I can’t remember any other Hindi film where the hero almost gets raped.

Varun Dhawan is saddled with a part that requires him to be bratty and obsessive. He is never afraid to look like a silly clownish exhibitionist on screen. He is Govinda with a lot more chutzpah and restrain.In the scenes where he is supposed to show hurt and anger , Varun lets it all hang out fearlessly and with maddening insistence. He gets solid support from Sahil Vaid who plays his best friend. They have a wonderful bromantic sequence in the sea  which could have easily become mawkish and outright ridiculous. The two actors hold the film together.  Another heartwarming performance comes  from AparshaktiKhurrana a Mataji singer who falls head over heels in love with the heroine’s sister.Gauran Pandey as a goodhearted but not stereotypicalSardarji and Swanand Kirkire as Alia’s dowry-burdened father hold up well. The marginal characters are written with such care and sensitivity that we are able to enter their heartspace without much ado.

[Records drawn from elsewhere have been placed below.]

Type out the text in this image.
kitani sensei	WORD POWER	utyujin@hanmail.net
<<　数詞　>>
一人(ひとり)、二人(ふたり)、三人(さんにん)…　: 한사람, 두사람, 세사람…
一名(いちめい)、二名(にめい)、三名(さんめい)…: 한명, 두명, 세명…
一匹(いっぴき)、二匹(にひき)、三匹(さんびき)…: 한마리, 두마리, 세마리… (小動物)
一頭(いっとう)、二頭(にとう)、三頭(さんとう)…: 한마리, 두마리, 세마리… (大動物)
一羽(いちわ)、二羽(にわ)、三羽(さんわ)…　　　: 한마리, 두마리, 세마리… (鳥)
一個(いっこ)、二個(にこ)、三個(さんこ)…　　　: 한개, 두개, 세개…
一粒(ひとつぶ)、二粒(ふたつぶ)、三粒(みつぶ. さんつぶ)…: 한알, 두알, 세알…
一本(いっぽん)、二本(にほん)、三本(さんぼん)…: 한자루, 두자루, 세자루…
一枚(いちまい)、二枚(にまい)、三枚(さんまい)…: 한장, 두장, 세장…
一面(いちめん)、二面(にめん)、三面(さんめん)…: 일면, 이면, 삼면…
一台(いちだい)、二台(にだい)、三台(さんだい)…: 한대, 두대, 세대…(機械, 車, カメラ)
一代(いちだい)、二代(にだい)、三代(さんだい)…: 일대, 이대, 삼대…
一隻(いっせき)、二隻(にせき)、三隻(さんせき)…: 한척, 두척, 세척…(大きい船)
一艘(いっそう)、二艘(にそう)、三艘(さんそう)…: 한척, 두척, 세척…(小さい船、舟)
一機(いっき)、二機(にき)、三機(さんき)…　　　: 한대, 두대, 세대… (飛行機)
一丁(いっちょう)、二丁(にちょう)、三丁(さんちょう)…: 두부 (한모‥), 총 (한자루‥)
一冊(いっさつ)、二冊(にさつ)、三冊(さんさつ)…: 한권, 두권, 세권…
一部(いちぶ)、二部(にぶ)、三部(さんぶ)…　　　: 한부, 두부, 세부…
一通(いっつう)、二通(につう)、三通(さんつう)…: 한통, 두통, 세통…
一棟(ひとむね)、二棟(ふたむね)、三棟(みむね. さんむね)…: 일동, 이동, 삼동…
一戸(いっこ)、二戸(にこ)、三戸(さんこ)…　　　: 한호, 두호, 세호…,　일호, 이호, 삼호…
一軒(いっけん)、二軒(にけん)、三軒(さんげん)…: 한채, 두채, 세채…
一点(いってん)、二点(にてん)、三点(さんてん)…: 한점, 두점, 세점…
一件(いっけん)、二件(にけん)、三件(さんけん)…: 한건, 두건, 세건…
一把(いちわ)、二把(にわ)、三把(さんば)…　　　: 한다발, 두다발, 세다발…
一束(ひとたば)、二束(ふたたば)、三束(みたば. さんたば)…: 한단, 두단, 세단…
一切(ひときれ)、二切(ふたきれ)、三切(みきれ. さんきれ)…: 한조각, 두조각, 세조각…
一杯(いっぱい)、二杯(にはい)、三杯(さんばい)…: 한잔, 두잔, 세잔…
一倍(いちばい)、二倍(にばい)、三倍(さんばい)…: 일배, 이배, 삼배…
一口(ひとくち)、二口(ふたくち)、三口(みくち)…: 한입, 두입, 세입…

On the minus side, the songs most play themselves by the number. They are strictly functional .The Tamma tamma number is pushed into the somber thoughtful second-half from fans of frivolity.

Clearly this film is huge triumph for the lead pair. Dhawan and Bhattare so gorgeously in-tune with  their individual characters and with their mutual relationship that you are finally looking  at two charismatic actors build  a world apart from reality and  yet so credible that they seem to be your nextdoor neighbours.

Badrinath Ki Dulhaniya is actually a far deeper film than it would like to accept.  Khel khel mein,haseen-mazaaq mein, it tells us bahotkuch about the way women are STILL treated in patriarchal societies and  how bank balances rule the destiny of wedding couples much more than their horoscopes.